A good introduction is Surviving AI by Calum Chace. Another book for your AI library is On Intelligence by Jeff Hawkins. Or if you want to learn more about how bots are going to steal your job, read The Rise of the Robots by Martin Ford. 

For those seeking a cerebral, philosophical view of the dangers and opportunities ahead, Nick Bostrom’s Superintelligence: Paths, Dangers, Strategies is essential reading.

So what can we conclude from all this?

You may find the whole subject of AI rather unsettling, but it’s vitally important that you learn more about it since it’s going to dramatically affect the future of mankind.

Where to put your money 

Here are some options for those wishing to invest in AI.

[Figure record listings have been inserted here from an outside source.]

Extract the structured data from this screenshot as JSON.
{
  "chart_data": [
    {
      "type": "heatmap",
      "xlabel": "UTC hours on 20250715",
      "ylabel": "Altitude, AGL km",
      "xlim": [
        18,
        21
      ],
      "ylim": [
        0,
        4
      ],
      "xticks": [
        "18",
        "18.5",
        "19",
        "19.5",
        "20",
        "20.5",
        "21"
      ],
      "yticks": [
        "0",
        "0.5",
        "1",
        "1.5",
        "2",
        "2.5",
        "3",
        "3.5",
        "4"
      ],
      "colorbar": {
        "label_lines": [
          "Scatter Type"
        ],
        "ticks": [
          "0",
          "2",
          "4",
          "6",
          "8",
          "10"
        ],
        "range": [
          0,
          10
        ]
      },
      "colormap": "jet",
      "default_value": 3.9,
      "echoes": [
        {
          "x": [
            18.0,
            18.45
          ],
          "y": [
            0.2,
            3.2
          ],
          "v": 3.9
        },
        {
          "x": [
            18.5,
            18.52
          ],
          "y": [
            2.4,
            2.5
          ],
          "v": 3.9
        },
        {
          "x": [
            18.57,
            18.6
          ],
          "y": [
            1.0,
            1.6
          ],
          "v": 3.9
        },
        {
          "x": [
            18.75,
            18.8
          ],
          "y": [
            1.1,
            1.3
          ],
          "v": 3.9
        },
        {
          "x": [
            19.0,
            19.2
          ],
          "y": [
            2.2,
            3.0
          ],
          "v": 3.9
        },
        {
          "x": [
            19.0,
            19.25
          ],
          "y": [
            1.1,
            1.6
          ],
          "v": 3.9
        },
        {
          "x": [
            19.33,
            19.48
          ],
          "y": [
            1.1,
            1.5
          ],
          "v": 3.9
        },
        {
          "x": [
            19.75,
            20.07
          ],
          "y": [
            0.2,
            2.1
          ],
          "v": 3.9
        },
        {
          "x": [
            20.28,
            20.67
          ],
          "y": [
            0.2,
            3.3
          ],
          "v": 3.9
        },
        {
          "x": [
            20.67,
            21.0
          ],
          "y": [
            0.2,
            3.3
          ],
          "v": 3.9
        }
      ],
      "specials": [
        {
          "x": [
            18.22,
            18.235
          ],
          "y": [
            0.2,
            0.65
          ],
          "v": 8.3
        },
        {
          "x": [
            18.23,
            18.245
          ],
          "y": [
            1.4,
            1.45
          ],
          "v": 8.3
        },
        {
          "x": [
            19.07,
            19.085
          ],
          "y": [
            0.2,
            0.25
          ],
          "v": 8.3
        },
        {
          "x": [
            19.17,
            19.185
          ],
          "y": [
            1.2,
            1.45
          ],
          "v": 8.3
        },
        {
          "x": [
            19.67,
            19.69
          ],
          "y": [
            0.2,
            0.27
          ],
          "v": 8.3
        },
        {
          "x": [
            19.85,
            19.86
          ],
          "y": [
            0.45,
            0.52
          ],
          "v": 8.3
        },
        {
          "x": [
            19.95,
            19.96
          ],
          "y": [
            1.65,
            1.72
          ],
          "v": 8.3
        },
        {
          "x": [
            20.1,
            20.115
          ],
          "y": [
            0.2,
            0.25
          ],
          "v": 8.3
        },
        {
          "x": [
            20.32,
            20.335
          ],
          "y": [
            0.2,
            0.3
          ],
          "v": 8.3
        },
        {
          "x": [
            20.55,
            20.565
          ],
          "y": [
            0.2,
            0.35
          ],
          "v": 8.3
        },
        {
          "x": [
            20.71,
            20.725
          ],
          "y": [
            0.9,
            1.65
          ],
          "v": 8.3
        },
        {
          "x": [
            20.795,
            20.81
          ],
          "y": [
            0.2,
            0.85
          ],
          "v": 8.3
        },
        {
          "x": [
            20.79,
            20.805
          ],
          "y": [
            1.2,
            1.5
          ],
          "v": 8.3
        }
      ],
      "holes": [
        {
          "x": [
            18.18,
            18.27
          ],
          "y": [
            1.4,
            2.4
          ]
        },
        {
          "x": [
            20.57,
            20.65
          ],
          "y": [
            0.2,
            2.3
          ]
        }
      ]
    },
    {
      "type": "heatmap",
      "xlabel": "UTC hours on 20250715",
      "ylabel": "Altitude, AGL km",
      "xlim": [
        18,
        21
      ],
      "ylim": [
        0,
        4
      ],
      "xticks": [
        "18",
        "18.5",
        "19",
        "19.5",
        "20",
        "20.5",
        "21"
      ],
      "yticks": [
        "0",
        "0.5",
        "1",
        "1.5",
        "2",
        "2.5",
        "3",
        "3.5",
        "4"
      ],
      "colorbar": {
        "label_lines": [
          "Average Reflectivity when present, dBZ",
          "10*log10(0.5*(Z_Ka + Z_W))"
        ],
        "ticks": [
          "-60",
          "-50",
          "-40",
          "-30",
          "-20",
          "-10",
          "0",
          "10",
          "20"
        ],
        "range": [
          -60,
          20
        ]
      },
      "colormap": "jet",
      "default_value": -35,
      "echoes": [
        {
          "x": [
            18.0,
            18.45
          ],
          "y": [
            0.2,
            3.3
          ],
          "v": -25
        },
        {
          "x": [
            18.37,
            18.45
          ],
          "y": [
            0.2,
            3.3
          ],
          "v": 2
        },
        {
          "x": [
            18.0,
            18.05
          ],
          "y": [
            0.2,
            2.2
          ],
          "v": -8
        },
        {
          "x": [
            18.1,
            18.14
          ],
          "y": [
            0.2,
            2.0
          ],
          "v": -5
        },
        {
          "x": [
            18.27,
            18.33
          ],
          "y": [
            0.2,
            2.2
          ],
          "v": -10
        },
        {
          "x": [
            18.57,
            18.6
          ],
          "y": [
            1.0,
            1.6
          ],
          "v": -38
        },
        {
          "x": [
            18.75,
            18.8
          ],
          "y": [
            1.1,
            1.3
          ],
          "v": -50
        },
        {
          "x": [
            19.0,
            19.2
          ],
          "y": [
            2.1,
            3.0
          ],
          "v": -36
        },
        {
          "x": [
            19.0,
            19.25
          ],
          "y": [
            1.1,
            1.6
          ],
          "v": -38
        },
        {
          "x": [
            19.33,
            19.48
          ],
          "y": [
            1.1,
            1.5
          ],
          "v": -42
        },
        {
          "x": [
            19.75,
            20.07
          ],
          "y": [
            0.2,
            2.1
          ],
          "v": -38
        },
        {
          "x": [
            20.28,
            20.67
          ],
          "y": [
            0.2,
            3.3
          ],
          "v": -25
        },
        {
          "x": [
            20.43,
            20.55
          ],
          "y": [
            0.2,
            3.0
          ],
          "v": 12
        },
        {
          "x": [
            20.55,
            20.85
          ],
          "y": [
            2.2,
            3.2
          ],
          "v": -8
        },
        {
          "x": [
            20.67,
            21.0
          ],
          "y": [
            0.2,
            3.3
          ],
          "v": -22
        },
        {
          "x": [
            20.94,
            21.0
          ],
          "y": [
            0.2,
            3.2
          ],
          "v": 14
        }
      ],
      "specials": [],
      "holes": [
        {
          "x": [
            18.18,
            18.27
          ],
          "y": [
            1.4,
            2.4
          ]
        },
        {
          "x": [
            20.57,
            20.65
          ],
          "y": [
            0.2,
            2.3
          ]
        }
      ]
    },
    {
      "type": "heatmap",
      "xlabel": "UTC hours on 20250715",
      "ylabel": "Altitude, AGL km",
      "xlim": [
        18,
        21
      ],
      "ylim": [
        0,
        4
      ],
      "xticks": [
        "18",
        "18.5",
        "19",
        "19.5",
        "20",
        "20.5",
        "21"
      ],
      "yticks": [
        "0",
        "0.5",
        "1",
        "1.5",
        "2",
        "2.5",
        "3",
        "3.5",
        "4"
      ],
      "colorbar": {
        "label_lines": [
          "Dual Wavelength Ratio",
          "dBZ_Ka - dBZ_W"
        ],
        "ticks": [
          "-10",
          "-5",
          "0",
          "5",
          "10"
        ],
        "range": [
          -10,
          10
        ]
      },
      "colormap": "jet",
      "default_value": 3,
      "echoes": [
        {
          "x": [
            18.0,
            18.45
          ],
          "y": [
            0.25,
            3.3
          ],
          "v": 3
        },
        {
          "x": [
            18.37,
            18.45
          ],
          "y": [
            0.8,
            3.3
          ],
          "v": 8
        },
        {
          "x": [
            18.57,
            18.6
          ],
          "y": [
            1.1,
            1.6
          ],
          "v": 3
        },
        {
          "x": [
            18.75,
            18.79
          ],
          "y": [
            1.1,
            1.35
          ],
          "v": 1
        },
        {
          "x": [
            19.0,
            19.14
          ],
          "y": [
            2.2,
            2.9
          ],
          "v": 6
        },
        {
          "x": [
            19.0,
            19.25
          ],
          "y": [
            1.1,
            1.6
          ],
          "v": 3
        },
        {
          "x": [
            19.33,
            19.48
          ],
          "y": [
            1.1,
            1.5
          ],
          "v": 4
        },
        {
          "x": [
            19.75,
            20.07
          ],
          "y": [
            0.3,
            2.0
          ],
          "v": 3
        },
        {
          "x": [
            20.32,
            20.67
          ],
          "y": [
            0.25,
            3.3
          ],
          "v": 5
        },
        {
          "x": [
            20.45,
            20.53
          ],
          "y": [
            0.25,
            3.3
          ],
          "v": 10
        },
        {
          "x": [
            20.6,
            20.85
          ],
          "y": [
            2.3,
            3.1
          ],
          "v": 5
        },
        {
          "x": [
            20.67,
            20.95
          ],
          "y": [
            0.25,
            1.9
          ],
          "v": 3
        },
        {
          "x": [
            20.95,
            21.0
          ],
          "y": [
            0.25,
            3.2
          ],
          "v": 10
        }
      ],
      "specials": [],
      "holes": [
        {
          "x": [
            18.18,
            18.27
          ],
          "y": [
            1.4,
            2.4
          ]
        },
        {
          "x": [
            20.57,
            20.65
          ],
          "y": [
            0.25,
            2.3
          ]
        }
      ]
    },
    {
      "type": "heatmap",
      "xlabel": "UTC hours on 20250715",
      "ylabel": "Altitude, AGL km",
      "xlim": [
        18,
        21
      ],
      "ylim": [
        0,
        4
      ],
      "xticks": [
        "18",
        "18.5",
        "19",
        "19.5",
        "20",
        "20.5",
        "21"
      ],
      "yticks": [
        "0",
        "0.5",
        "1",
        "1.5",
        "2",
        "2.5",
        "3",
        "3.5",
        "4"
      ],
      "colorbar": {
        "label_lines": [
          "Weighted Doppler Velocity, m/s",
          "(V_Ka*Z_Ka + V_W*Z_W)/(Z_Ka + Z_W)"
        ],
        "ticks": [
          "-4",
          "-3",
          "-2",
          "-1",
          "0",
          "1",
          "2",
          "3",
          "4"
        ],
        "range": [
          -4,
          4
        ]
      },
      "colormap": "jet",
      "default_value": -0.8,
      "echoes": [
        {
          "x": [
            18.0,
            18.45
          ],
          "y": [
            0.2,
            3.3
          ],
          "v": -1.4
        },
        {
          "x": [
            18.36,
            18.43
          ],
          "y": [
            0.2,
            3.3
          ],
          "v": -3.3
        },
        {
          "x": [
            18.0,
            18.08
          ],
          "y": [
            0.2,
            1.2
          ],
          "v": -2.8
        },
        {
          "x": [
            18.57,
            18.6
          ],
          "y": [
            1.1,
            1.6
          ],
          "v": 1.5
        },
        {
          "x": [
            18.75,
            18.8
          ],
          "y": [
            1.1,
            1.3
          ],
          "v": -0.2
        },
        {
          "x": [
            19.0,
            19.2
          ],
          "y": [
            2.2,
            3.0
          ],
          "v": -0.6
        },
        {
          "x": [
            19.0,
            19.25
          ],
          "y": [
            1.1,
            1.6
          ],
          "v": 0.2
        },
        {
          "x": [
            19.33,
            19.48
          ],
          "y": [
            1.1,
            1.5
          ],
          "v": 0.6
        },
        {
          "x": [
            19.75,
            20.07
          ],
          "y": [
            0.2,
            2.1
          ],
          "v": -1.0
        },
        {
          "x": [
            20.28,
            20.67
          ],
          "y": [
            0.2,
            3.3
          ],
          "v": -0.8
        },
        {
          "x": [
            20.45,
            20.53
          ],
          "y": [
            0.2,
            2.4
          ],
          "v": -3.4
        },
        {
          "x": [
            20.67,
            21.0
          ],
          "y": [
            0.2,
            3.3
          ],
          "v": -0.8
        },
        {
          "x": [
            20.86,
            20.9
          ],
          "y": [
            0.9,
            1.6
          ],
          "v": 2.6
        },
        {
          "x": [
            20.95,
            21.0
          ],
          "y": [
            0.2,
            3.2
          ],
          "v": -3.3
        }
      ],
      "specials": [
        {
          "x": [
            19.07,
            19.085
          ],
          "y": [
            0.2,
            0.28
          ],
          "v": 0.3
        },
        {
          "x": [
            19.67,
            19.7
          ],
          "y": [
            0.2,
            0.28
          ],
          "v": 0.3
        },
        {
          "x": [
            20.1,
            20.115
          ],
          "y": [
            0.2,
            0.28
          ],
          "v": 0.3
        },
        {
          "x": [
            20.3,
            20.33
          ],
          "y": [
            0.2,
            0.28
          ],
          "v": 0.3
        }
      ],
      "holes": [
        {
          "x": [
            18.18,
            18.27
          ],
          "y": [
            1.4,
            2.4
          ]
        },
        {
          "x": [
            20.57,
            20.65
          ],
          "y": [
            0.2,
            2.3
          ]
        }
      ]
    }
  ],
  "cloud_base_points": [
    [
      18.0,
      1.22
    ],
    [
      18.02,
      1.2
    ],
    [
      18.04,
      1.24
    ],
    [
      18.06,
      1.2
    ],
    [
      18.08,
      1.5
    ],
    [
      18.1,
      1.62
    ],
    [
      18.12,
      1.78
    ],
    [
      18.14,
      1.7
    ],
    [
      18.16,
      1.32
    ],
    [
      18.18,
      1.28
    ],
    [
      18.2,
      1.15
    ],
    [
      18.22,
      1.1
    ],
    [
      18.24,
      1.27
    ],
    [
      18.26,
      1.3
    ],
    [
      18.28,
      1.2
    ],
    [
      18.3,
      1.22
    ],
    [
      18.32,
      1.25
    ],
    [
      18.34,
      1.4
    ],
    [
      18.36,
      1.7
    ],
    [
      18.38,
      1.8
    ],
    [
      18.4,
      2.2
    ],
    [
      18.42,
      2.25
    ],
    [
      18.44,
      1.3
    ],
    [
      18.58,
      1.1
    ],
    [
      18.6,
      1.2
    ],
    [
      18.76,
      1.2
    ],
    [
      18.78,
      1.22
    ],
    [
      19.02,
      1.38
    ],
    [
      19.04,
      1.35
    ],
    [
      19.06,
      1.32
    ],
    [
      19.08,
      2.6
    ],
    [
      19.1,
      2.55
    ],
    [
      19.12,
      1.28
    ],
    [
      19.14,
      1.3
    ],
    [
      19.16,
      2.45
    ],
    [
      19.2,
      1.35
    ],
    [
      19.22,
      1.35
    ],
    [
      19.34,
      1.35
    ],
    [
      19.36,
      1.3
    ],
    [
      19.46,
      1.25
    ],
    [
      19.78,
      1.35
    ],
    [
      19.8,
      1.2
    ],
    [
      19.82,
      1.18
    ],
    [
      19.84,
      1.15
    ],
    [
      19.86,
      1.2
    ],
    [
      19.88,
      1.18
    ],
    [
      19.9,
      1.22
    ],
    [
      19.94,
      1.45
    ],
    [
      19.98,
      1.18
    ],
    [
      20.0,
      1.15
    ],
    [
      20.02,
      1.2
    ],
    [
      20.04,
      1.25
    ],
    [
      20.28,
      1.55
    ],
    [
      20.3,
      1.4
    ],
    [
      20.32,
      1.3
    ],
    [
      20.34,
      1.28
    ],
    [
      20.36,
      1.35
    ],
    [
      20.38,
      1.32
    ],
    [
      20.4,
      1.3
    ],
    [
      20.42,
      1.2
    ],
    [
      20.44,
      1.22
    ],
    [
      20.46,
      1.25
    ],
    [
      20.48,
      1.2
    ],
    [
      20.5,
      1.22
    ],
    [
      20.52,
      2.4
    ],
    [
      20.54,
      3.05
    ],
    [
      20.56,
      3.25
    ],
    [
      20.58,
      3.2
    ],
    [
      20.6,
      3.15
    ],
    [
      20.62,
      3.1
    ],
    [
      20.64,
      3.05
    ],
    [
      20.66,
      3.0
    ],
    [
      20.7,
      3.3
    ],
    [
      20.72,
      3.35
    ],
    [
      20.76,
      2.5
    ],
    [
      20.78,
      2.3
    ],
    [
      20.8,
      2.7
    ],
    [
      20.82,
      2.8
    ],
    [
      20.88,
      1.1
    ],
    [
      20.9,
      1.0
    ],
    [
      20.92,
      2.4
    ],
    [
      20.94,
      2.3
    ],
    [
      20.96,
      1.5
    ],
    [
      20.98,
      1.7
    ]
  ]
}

Ewan Markson-Brown is an Investment Manager for both the Baillie Gifford Pacific Fund and the Pacific Horizon Investment Trust. About a quarter of these funds are invested in Asian stocks outside Japan, which are investing in some form of AI. 

He considers that AI disruption is imminent, with the arrival of autonomous vehicles, and is impressed by Chinese internet firm Baidu, which comprises 3.7 per cent of his Pacific Fund. “Baidu’s autonomous vehicle, which it’s been working on since 2013, has already driven countless miles and successfully integrated into Beijing traffic,” he explains.

Seeing Machines, a small Australian company, offers AI expertise in machine vision. Its eye and face-tracking technology will be installed in the 2017 Cadillac CT6 and it’s working in the aviation and rail industries.

Google is working on developing general AI that learns just like a human brain and appears to be a good bet for the future in robotics and healthcare.